Followed a Google PAIR tutorial on their saliency maps (including XRAI). The tutorial can be found here. The tutorial is based on pytorch (what I am familiar with using). The tutorial is using a pretrained inception_v3 model from pytorch.
Brief introduction to XRAI
Experiments and Outcomes
More experiments that I did can be found in this Google Colab which is kinda messy at the moment. I think that code readability, reproducability, and documentation is extremely improtant for reserach to excel.
Below are the outcomes of the tutorial along with further directions I investigated. These are all preliminary results. I am showcasing the experiments to highlight my ability to use these tools and ask interesting questions.
Inception V3 vs VGG16
The tutorial uses a doberman image as their example. You can see based on the XRAI heatmap that the most important feature was the snout of the doberman to classify it specifically as a doberman. The top 30% is the most salient 30% of the image. It includes some portions of the sidewalk here. Below we can also so the most salient 10% of the image.

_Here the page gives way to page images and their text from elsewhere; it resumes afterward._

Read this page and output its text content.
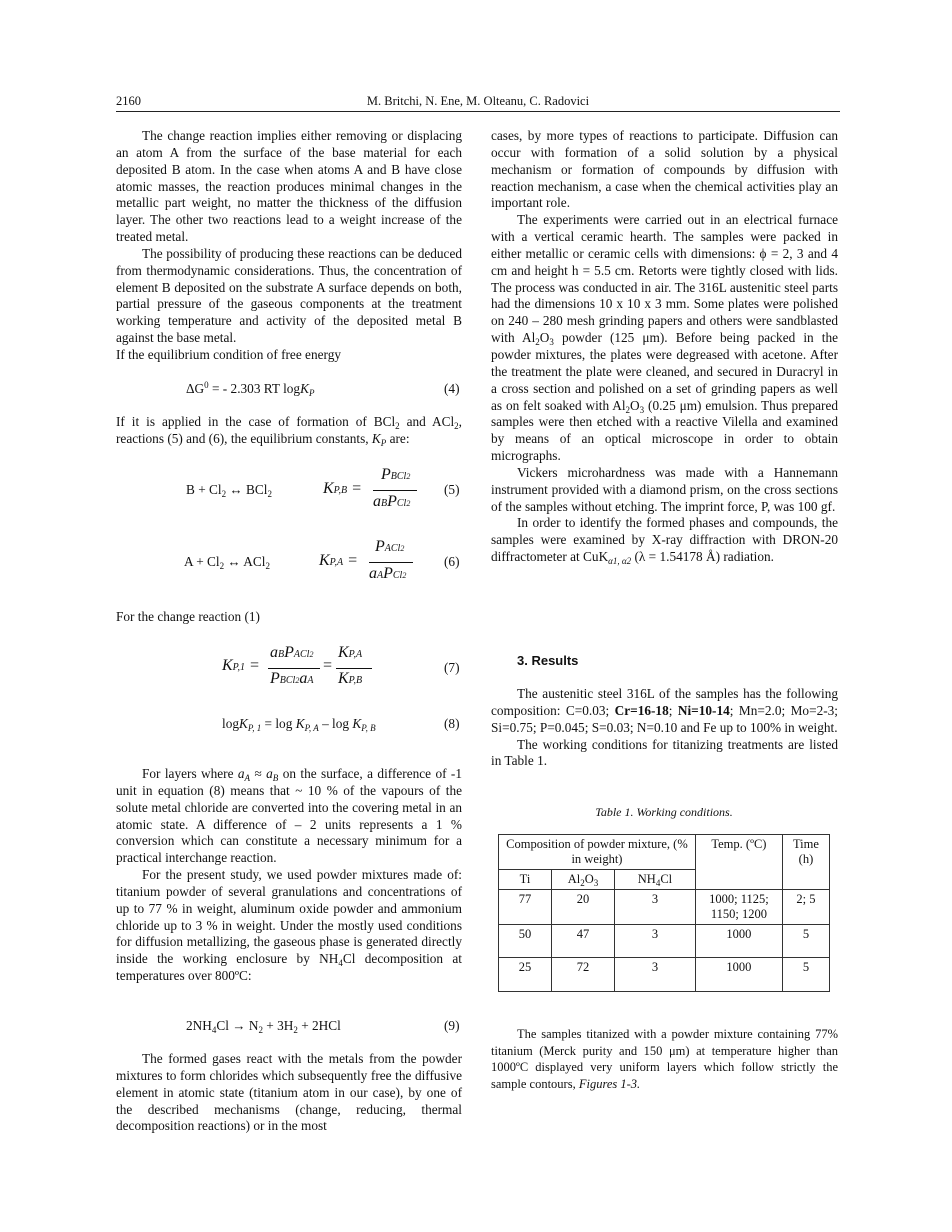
2160	M. Britchi, N. Ene, M. Olteanu, C. Radovici

The change reaction implies either removing or displacing an atom A from the surface of the base material for each deposited B atom. In the case when atoms A and B have close atomic masses, the reaction produces minimal changes in the metallic part weight, no matter the thickness of the diffusion layer. The other two reactions lead to a weight increase of the treated metal.

The possibility of producing these reactions can be deduced from thermodynamic considerations. Thus, the concentration of element B deposited on the substrate A surface depends on both, partial pressure of the gaseous components at the treatment working temperature and activity of the deposited metal B against the base metal.

If the equilibrium condition of free energy

$\Delta G^0$ = - 2.303 RT logK$_P$	(4)

If it is applied in the case of formation of BCl$_2$ and ACl$_2$, reactions (5) and (6), the equilibrium constants, $K_P$ are:

$B + Cl_2$ ↔ BCl$_2$	KP,B =
PBCl2
aBPCl2
(5)
$A + Cl_2$ ↔ ACl$_2$	KP,A =
PACl2
aAPCl2
(6)

For the change reaction (1)

KP,1 =
aBPACl2
PBCl2aA
=
KP,A
KP,B
(7)
$\log K_{P, 1} = \log K_{P, A} - \log K_{P, B}$	(8)

For layers where $a_A \approx a_B$ on the surface, a difference of -1 unit in equation (8) means that ~ 10 % of the vapours of the solute metal chloride are converted into the covering metal in an atomic state. A difference of – 2 units represents a 1 % conversion which can constitute a necessary minimum for a practical interchange reaction.

For the present study, we used powder mixtures made of: titanium powder of several granulations and concentrations of up to 77 % in weight, aluminum oxide powder and ammonium chloride up to 3 % in weight. Under the mostly used conditions for diffusion metallizing, the gaseous phase is generated directly inside the working enclosure by $NH_4Cl$ decomposition at temperatures over 800ºC:

$2NH_4Cl \to N_2 + 3H_2 + 2HCl$	(9)

The formed gases react with the metals from the powder mixtures to form chlorides which subsequently free the diffusive element in atomic state (titanium atom in our case), by one of the described mechanisms (change, reducing, thermal decomposition reactions) or in the most

cases, by more types of reactions to participate. Diffusion can occur with formation of a solid solution by a physical mechanism or formation of compounds by diffusion with reaction mechanism, a case when the chemical activities play an important role.

The experiments were carried out in an electrical furnace with a vertical ceramic hearth. The samples were packed in either metallic or ceramic cells with dimensions: ϕ = 2, 3 and 4 cm and height h = 5.5 cm. Retorts were tightly closed with lids. The process was conducted in air. The 316L austenitic steel parts had the dimensions 10 x 10 x 3 mm. Some plates were polished on 240 – 280 mesh grinding papers and others were sandblasted with $Al_2O_3$ powder (125 μm). Before being packed in the powder mixtures, the plates were degreased with acetone. After the treatment the plate were cleaned, and secured in Duracryl in a cross section and polished on a set of grinding papers as well as on felt soaked with $Al_2O_3$ (0.25 μm) emulsion. Thus prepared samples were then etched with a reactive Vilella and examined by means of an optical microscope in order to obtain micrographs.

Vickers microhardness was made with a Hannemann instrument provided with a diamond prism, on the cross sections of the samples without etching. The imprint force, P, was 100 gf.

In order to identify the formed phases and compounds, the samples were examined by X-ray diffraction with DRON-20 diffractometer at CuK$_{\alpha 1, \alpha 2}$ (λ = 1.54178 Å) radiation.

3. Results

The austenitic steel 316L of the samples has the following composition: C=0.03; Cr=16-18; Ni=10-14; Mn=2.0; Mo=2-3; Si=0.75; P=0.045; S=0.03; N=0.10 and Fe up to 100% in weight.

The working conditions for titanizing treatments are listed in Table 1.

Table 1. Working conditions.
Composition of powder mixture, (% in weight)			Temp. (ºC)	Time (h)
Ti	$Al_2O_3$	$NH_4Cl$		
77	20	3	1000; 1125; 1150; 1200	2; 5
50	47	3	1000	5
25	72	3	1000	5

The samples titanized with a powder mixture containing 77% titanium (Merck purity and 150 μm) at temperature higher than 1000ºC displayed very uniform layers which follow strictly the sample contours, Figures 1-3.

The VGG did predict that this was a doberman, but you can see that it is focusing on different features to get to its conclusion. It really highlights the whole shape of the dog in the XRAI heatmap as well whereas the inceptionv3 did not focus that strongly on shape of the dog, but primarily the snout.
Human vs Inception V3 & VGG16
After seeing how these two models produced significantly different XRAI heatmaps, I wondered how humans would produce this heatmap for the same image. I conducted a very low-cost study to find some preliminary results. I drafted up some very simple directions and sent it to four of my friends. Their results can be seen below.
Future Work. Running this study on a large scale and then averaging the color for every pixel from the study results would generate one final image which may or may not look similar to the model’s XRAI heatmap. If it does look similar, this can suggest that humans do use similar features that these models use when reasoning the classification of an image. The collected human-generated saliency maps can be used to fine tune a model to generate saliency maps that are human-like. It could be useful to just see the output of this expeirment regardless to identify future directions.
(View doberman image - for testing purposes)
Different convolutional models perform slightly different when presented corrupted images. This can be determined by just reading the prediction from the model. For example, when you apply a glass blur of severity 2 on the image, an inception_v3 will predict it is an Airedale terrier. When you use a VGG it will predict that it is instead a Tibetan mastiff. All you can see is the prediction of each of these two models, but viewing the saliency map for both of these predictions will show how it deviates from the important features in the original image.
Corruption glass blur of severity 2 applied. Inception V3 predicted an Airedale terrier. Note: this image was obtained from ImageNet-C.
The model is looking at different features when the image is slightly corrupt with glass blur (severity level 2). It focuses more on the shape of the dogs body in the XRAI heatmap here, too.
Corruption glass blur of severity 2. VGG-16 predicted a Rottweiler. Note: this image was obtained from ImageNet-C.
Here, the model is looking again strongly at the shape of the image, but is focusing on different features to get to its decision.
To learn more about shape bias and the texture cue-conflict dataset, please view this GitHub repository. Looking at conflicting shapes/texture stylization where the shape is a dpg amd the texture is an elephant:
Shape of dog stylized with texture of elephant. InceptionV3 prediction is ‘African elephant, Loxodonta africana’. We can see from XRAI that this model focuses heavily on the texture markings of the elephant instead of the general shape of the dog.
Now looking at where the shape is a cat and the texture is an elephant:
The InceptionV3 prediction was also ‘African elephant, Loxodonta africana’. We can see it is focusing on the creases in the elephant skin.
These results are just preliminary experiments that I did. More work should be done on other models, other corruptions from ImageNet-C, and other texture cue-conflicts. Should continue this more on other severity levels, other corruptions, and other models.